Although experts hold various theories about the peopling of the Americas, they agree that it happened at a relatively late date, and most likely involved a land bridge across the Bering Strait, known as Beringia, which appeared and vanished as ocean levels rose and fell. Although the earliest evidence for possible human settlement in the Americas has been problematic at best, isolated bands may have reached central Alaska as many as 40,000 years ago. Archaeologists have recently verified a site of human habitation at Monte Verde, located roughly 800 kilometers south of Santiago, Chile, that was certainly occupied 12,500 years ago and may date back more than 30,000 years. What experts have concluded with confidence is that between 14,000 and 12,000 years ago, scattered Paleo-Indian settlements with tool kits, languages, and cultural traditions resembling those common on the other side of the strait expanded throughout eastern Beringia and south of the retreating glaciers onto the Great Plains.

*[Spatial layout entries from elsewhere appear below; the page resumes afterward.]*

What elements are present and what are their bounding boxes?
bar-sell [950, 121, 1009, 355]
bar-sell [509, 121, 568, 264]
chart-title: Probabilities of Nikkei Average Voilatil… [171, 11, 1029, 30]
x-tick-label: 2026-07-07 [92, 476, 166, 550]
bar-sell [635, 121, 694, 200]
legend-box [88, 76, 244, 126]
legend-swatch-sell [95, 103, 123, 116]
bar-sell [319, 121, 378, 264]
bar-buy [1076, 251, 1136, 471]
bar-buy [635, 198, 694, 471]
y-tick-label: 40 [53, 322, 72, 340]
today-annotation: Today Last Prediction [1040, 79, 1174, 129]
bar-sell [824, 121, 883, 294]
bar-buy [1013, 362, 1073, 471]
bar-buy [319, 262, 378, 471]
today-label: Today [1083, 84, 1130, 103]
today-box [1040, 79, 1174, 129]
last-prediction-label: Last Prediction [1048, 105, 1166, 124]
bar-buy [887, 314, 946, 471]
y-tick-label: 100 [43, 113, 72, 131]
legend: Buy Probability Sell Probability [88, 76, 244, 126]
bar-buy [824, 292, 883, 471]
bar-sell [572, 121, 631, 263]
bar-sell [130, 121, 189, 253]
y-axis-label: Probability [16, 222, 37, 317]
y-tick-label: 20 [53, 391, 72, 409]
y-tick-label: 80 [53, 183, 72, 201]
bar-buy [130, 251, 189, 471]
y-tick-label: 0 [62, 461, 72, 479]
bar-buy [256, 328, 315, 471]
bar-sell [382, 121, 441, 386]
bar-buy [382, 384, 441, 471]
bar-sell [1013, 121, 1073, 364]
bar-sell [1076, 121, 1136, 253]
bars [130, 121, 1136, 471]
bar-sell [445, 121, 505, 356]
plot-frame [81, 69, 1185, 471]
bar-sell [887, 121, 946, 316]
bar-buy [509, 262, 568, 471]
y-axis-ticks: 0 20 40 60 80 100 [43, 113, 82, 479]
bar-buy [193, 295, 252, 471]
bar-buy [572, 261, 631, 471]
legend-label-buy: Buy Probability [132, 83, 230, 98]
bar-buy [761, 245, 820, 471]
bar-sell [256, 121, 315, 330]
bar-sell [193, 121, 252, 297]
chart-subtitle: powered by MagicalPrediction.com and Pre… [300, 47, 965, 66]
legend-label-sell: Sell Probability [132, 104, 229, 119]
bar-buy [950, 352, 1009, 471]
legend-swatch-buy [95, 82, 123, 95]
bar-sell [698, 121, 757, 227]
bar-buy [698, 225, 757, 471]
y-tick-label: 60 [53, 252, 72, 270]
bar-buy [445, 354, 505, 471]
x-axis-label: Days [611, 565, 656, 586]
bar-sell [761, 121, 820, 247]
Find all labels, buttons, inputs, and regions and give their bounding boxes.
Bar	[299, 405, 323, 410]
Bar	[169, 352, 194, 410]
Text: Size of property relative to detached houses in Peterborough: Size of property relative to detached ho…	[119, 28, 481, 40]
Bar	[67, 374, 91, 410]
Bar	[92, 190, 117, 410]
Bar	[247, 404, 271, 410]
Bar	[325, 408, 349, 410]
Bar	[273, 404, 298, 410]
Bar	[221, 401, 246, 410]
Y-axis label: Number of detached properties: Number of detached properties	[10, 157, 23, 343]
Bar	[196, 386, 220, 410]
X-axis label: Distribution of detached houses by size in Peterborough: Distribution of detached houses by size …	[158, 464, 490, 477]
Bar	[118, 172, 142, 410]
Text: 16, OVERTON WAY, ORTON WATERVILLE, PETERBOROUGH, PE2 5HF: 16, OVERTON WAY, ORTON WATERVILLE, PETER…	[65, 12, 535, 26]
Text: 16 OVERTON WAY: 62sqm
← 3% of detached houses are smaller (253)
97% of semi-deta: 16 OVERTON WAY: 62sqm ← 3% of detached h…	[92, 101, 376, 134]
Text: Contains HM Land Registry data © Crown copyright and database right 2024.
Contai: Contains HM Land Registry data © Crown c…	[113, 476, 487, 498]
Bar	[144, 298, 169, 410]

Shortly after 12,000 years ago, the Paleo-Indian population suddenly exploded, pushing human beings to continuously occupy much of the Americas within several millennia.
Here it is worth noting a theory associated with the volcanic eruption at Lake Toba, on Sumatra (Indonesia) around 70,000 to 75,000 years ago. Probably one of the largest volcanic eruptions of the last twenty-five million years, it is thought to have plunged the Earth, already in the midst of an ice age, into an even darker and colder phase. Based on mitochondrial DNA evidence, it is thought that this cold snap might have reduced the world’s human population to less than 10,000 breeding pairs, effectively creating a sort of “bottleneck” in human evolution. Nevertheless, by the end of the most recent ice age, Homo sapiens had established themselves as the most numerous and widely scattered mammals on the planet, a dominant species culturally equipped to manipulate the natural environment in a manner potentially beneficial to their well-being, but simultaneously disruptive of the ecosphere’s sensitive balances. Although world population had probably reached 10 million in the aftermath of the Upper Paleolithic watershed, the gathering and hunting adaptation continued to prevail everywhere Homo sapiens resided. The attributes that now distinguish us as human beings had emerged at different stages in a prolonged and complicated evolutionary process as yet not fully explained, despite many recent scientific advances. Although the relatively hospitable savannas of sub-Saharan Africa invariably provided the setting for the emergence of our species, we cannot readily designate a precise period in world history when our behavior became truly human, unless it would be the tremendous evolutionary leap that occurred during the Upper Paleolithic.